Arguments that boil down to “you can just choose not to use _____” can be applied just as well to a button on the interface that instantly defeats every enemy in sight. Would you want that to be added to every game?

I see poorly thought-out save-anywhere approaches as another manifestation of Soren Johnson’s “water finds a crack” theory:

A phrase we used on the Civilization development team to describe this phenomenon is that “water finds a crack” – meaning that any hole a player can possibly find in the game’s design will be inevitably abused over and over. The greatest danger is that once a player discovers such an exploit, she will never be able to play the game again without using it – the knowledge cannot be ignored or forgotten, even if the player wishes otherwise.
Civilization 3 provides a simple example with “lumberjacking” – the practice of farming forests for infinite production. Chopping down a forest gives 10 hammers to the nearest city.

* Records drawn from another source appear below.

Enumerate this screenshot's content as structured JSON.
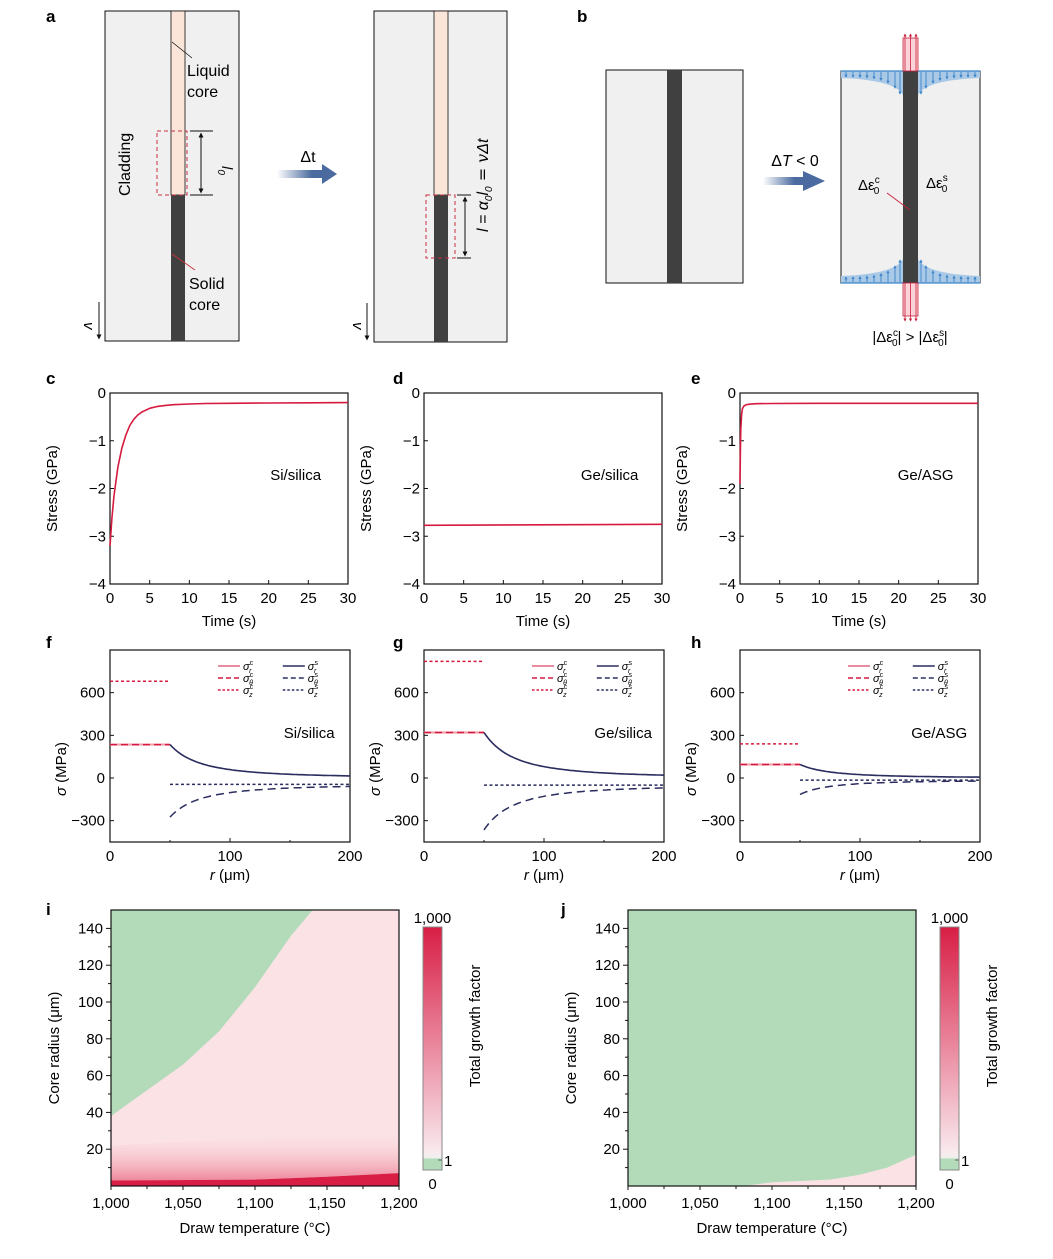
{
  "panels": {
    "a": {
      "letter": "a",
      "cladding_label": "Cladding",
      "liquid_core_label": [
        "Liquid",
        "core"
      ],
      "solid_core_label": [
        "Solid",
        "core"
      ],
      "initial_length_label": "l",
      "initial_length_sub": "0",
      "arrow_label": "Δt",
      "velocity_label": "v",
      "growth_equation": "l = α",
      "growth_equation_parts": [
        "l = α",
        "0",
        "l",
        "0",
        " = vΔt"
      ]
    },
    "b": {
      "letter": "b",
      "arrow_label": "ΔT < 0",
      "core_strain_label": "Δε",
      "core_strain_sup": "c",
      "core_strain_sub": "0",
      "shell_strain_label": "Δε",
      "shell_strain_sup": "s",
      "shell_strain_sub": "0",
      "inequality": "|Δε₀ᶜ| > |Δε₀ˢ|"
    },
    "c": {
      "letter": "c"
    },
    "d": {
      "letter": "d"
    },
    "e": {
      "letter": "e"
    },
    "f": {
      "letter": "f"
    },
    "g": {
      "letter": "g"
    },
    "h": {
      "letter": "h"
    },
    "i": {
      "letter": "i"
    },
    "j": {
      "letter": "j"
    }
  },
  "colors": {
    "core_red": "#d6193f",
    "shell_navy": "#2a2d5e",
    "cladding_gray": "#f0f0f0",
    "solid_core": "#404040",
    "liquid_core": "#fbe4d8",
    "arrow_blue": "#4a6aa0",
    "strain_blue": "#3a83c9",
    "strain_fill": "#a9c9e6",
    "heat_green": "#b3dbba",
    "heat_pink": "#fbe2e5",
    "heat_red": "#d81e45"
  },
  "chart_data": [
    {
      "id": "c",
      "type": "line",
      "title": "",
      "annotation": "Si/silica",
      "xlabel": "Time (s)",
      "ylabel": "Stress (GPa)",
      "xlim": [
        0,
        30
      ],
      "ylim": [
        -4,
        0
      ],
      "xticks": [
        0,
        5,
        10,
        15,
        20,
        25,
        30
      ],
      "yticks": [
        0,
        -1,
        -2,
        -3,
        -4
      ],
      "ytick_labels": [
        "0",
        "−1",
        "−2",
        "−3",
        "−4"
      ],
      "series": [
        {
          "name": "stress",
          "x": [
            0,
            0.25,
            0.5,
            1,
            1.5,
            2,
            2.5,
            3,
            3.5,
            4,
            5,
            6,
            7,
            8,
            10,
            12,
            15,
            20,
            25,
            30
          ],
          "y": [
            -3.2,
            -2.6,
            -2.15,
            -1.55,
            -1.15,
            -0.88,
            -0.68,
            -0.55,
            -0.46,
            -0.4,
            -0.32,
            -0.28,
            -0.26,
            -0.245,
            -0.23,
            -0.22,
            -0.215,
            -0.21,
            -0.205,
            -0.2
          ]
        }
      ]
    },
    {
      "id": "d",
      "type": "line",
      "annotation": "Ge/silica",
      "xlabel": "Time (s)",
      "ylabel": "Stress (GPa)",
      "xlim": [
        0,
        30
      ],
      "ylim": [
        -4,
        0
      ],
      "xticks": [
        0,
        5,
        10,
        15,
        20,
        25,
        30
      ],
      "yticks": [
        0,
        -1,
        -2,
        -3,
        -4
      ],
      "ytick_labels": [
        "0",
        "−1",
        "−2",
        "−3",
        "−4"
      ],
      "series": [
        {
          "name": "stress",
          "x": [
            0,
            30
          ],
          "y": [
            -2.77,
            -2.75
          ]
        }
      ]
    },
    {
      "id": "e",
      "type": "line",
      "annotation": "Ge/ASG",
      "xlabel": "Time (s)",
      "ylabel": "Stress (GPa)",
      "xlim": [
        0,
        30
      ],
      "ylim": [
        -4,
        0
      ],
      "xticks": [
        0,
        5,
        10,
        15,
        20,
        25,
        30
      ],
      "yticks": [
        0,
        -1,
        -2,
        -3,
        -4
      ],
      "ytick_labels": [
        "0",
        "−1",
        "−2",
        "−3",
        "−4"
      ],
      "series": [
        {
          "name": "stress",
          "x": [
            0,
            0.05,
            0.1,
            0.2,
            0.3,
            0.5,
            0.8,
            1.2,
            2,
            4,
            10,
            30
          ],
          "y": [
            -1.9,
            -1.2,
            -0.75,
            -0.45,
            -0.33,
            -0.27,
            -0.245,
            -0.235,
            -0.225,
            -0.22,
            -0.215,
            -0.215
          ]
        }
      ]
    },
    {
      "id": "f",
      "type": "line",
      "annotation": "Si/silica",
      "xlabel": "r (μm)",
      "ylabel": "σ (MPa)",
      "xlim": [
        0,
        200
      ],
      "ylim": [
        -450,
        900
      ],
      "xticks": [
        0,
        100,
        200
      ],
      "yticks": [
        600,
        300,
        0,
        -300
      ],
      "ytick_labels": [
        "600",
        "300",
        "0",
        "−300"
      ],
      "core_radius": 50,
      "legend": [
        {
          "label": "σ",
          "sup": "c",
          "sub": "r",
          "color": "#d6193f",
          "dash": "solid"
        },
        {
          "label": "σ",
          "sup": "c",
          "sub": "θ",
          "color": "#d6193f",
          "dash": "dashed"
        },
        {
          "label": "σ",
          "sup": "c",
          "sub": "z",
          "color": "#d6193f",
          "dash": "dotted"
        },
        {
          "label": "σ",
          "sup": "s",
          "sub": "r",
          "color": "#2a2d5e",
          "dash": "solid"
        },
        {
          "label": "σ",
          "sup": "s",
          "sub": "θ",
          "color": "#2a2d5e",
          "dash": "dashed"
        },
        {
          "label": "σ",
          "sup": "s",
          "sub": "z",
          "color": "#2a2d5e",
          "dash": "dotted"
        }
      ],
      "core": {
        "sigma_r": 235,
        "sigma_theta": 235,
        "sigma_z": 680
      },
      "shell": {
        "sigma_r_at_core": 235,
        "sigma_theta_at_core": -275,
        "sigma_z": -45
      }
    },
    {
      "id": "g",
      "type": "line",
      "annotation": "Ge/silica",
      "xlabel": "r (μm)",
      "ylabel": "σ (MPa)",
      "xlim": [
        0,
        200
      ],
      "ylim": [
        -450,
        900
      ],
      "xticks": [
        0,
        100,
        200
      ],
      "yticks": [
        600,
        300,
        0,
        -300
      ],
      "ytick_labels": [
        "600",
        "300",
        "0",
        "−300"
      ],
      "core_radius": 50,
      "legend": [
        {
          "label": "σ",
          "sup": "c",
          "sub": "r",
          "color": "#d6193f",
          "dash": "solid"
        },
        {
          "label": "σ",
          "sup": "c",
          "sub": "θ",
          "color": "#d6193f",
          "dash": "dashed"
        },
        {
          "label": "σ",
          "sup": "c",
          "sub": "z",
          "color": "#d6193f",
          "dash": "dotted"
        },
        {
          "label": "σ",
          "sup": "s",
          "sub": "r",
          "color": "#2a2d5e",
          "dash": "solid"
        },
        {
          "label": "σ",
          "sup": "s",
          "sub": "θ",
          "color": "#2a2d5e",
          "dash": "dashed"
        },
        {
          "label": "σ",
          "sup": "s",
          "sub": "z",
          "color": "#2a2d5e",
          "dash": "dotted"
        }
      ],
      "core": {
        "sigma_r": 320,
        "sigma_theta": 320,
        "sigma_z": 820
      },
      "shell": {
        "sigma_r_at_core": 320,
        "sigma_theta_at_core": -365,
        "sigma_z": -50
      }
    },
    {
      "id": "h",
      "type": "line",
      "annotation": "Ge/ASG",
      "xlabel": "r (μm)",
      "ylabel": "σ (MPa)",
      "xlim": [
        0,
        200
      ],
      "ylim": [
        -450,
        900
      ],
      "xticks": [
        0,
        100,
        200
      ],
      "yticks": [
        600,
        300,
        0,
        -300
      ],
      "ytick_labels": [
        "600",
        "300",
        "0",
        "−300"
      ],
      "core_radius": 50,
      "legend": [
        {
          "label": "σ",
          "sup": "c",
          "sub": "r",
          "color": "#d6193f",
          "dash": "solid"
        },
        {
          "label": "σ",
          "sup": "c",
          "sub": "θ",
          "color": "#d6193f",
          "dash": "dashed"
        },
        {
          "label": "σ",
          "sup": "c",
          "sub": "z",
          "color": "#d6193f",
          "dash": "dotted"
        },
        {
          "label": "σ",
          "sup": "s",
          "sub": "r",
          "color": "#2a2d5e",
          "dash": "solid"
        },
        {
          "label": "σ",
          "sup": "s",
          "sub": "θ",
          "color": "#2a2d5e",
          "dash": "dashed"
        },
        {
          "label": "σ",
          "sup": "s",
          "sub": "z",
          "color": "#2a2d5e",
          "dash": "dotted"
        }
      ],
      "core": {
        "sigma_r": 95,
        "sigma_theta": 95,
        "sigma_z": 240
      },
      "shell": {
        "sigma_r_at_core": 95,
        "sigma_theta_at_core": -115,
        "sigma_z": -15
      }
    },
    {
      "id": "i",
      "type": "heatmap",
      "xlabel": "Draw temperature (°C)",
      "ylabel": "Core radius (μm)",
      "xlim": [
        1000,
        1200
      ],
      "ylim": [
        0,
        150
      ],
      "xticks": [
        1000,
        1050,
        1100,
        1150,
        1200
      ],
      "xtick_labels": [
        "1,000",
        "1,050",
        "1,100",
        "1,150",
        "1,200"
      ],
      "yticks": [
        20,
        40,
        60,
        80,
        100,
        120,
        140
      ],
      "colorbar": {
        "label": "Total growth factor",
        "max_label": "1,000",
        "one_label": "1",
        "min_label": "0",
        "range": [
          0,
          1000
        ]
      },
      "green_boundary": {
        "x": [
          1000,
          1025,
          1050,
          1075,
          1100,
          1125,
          1140
        ],
        "y": [
          38,
          52,
          66,
          84,
          108,
          136,
          150
        ]
      },
      "red_band_top": {
        "x": [
          1000,
          1100,
          1150,
          1200
        ],
        "y": [
          3,
          3.5,
          5,
          7
        ]
      }
    },
    {
      "id": "j",
      "type": "heatmap",
      "xlabel": "Draw temperature (°C)",
      "ylabel": "Core radius (μm)",
      "xlim": [
        1000,
        1200
      ],
      "ylim": [
        0,
        150
      ],
      "xticks": [
        1000,
        1050,
        1100,
        1150,
        1200
      ],
      "xtick_labels": [
        "1,000",
        "1,050",
        "1,100",
        "1,150",
        "1,200"
      ],
      "yticks": [
        20,
        40,
        60,
        80,
        100,
        120,
        140
      ],
      "colorbar": {
        "label": "Total growth factor",
        "max_label": "1,000",
        "one_label": "1",
        "min_label": "0",
        "range": [
          0,
          1000
        ]
      },
      "pink_boundary": {
        "x": [
          1080,
          1100,
          1140,
          1160,
          1180,
          1200
        ],
        "y": [
          0,
          2,
          3.5,
          6,
          10,
          17
        ]
      }
    }
  ]
}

However, forests can also be replanted once the appropriate tech is discovered.
This set of rules encourages players to have a worker planting a forest and chopping it down on every tile within their empire in order to create an endless supply of hammers. However, the process itself is tedious and mind-numbing, killing the fun for players who wanted to play optimally.

Similarly, when you can save anywhere, you should save everywhere if you’re trying to play optimally. Otherwise, you’re giving up a powerful tool and making the game harder in proportion to how infrequently you save. It’s no different than deciding to only use the starting weapon, or deciding not to pick up any medkits.

I don’t want to have to balance the game on the fly by deciding how far apart my saves should be – I want to use all the tools the designer has given me to the best of my ability to overcome challenges.

I couldn’t imagine using it, but I don’t see where it causes a negative experience (aside from a slightly more cluttered UI).

John Walker at RPS would love that feature!

If someone is so OCD that they will deliberately ruin their own fun to achieve “optimal” gameplay, I say let them. You can’t satisfy the needs of everyone, so the best you can do is aim to satisfy most people. And most people don’t obsessively save-scum.

Yeah, actually, that was a poor analogy on my part. I wouldn’t object to an explicit cheat option being more standard as a way to say “I’m not having fun here, and I’m going to step outside of the designer’s intended experience for this part of the game and move on to the next thing.”

The problem with save-anywhere is that to all appearances it is part of the intended flow of the game, so it’s more pernicious.

Oh hell yes! Or even better, a setting that just never spawns any enemies to begin with! I was playing Lego Avengers with my son over the weekend and just wanted to knock down and build up other structures and the game just did not stop throwing enemies at us the whole time, got seriously old. If Steam could make a baseline function that flipped enemies off I’d be down.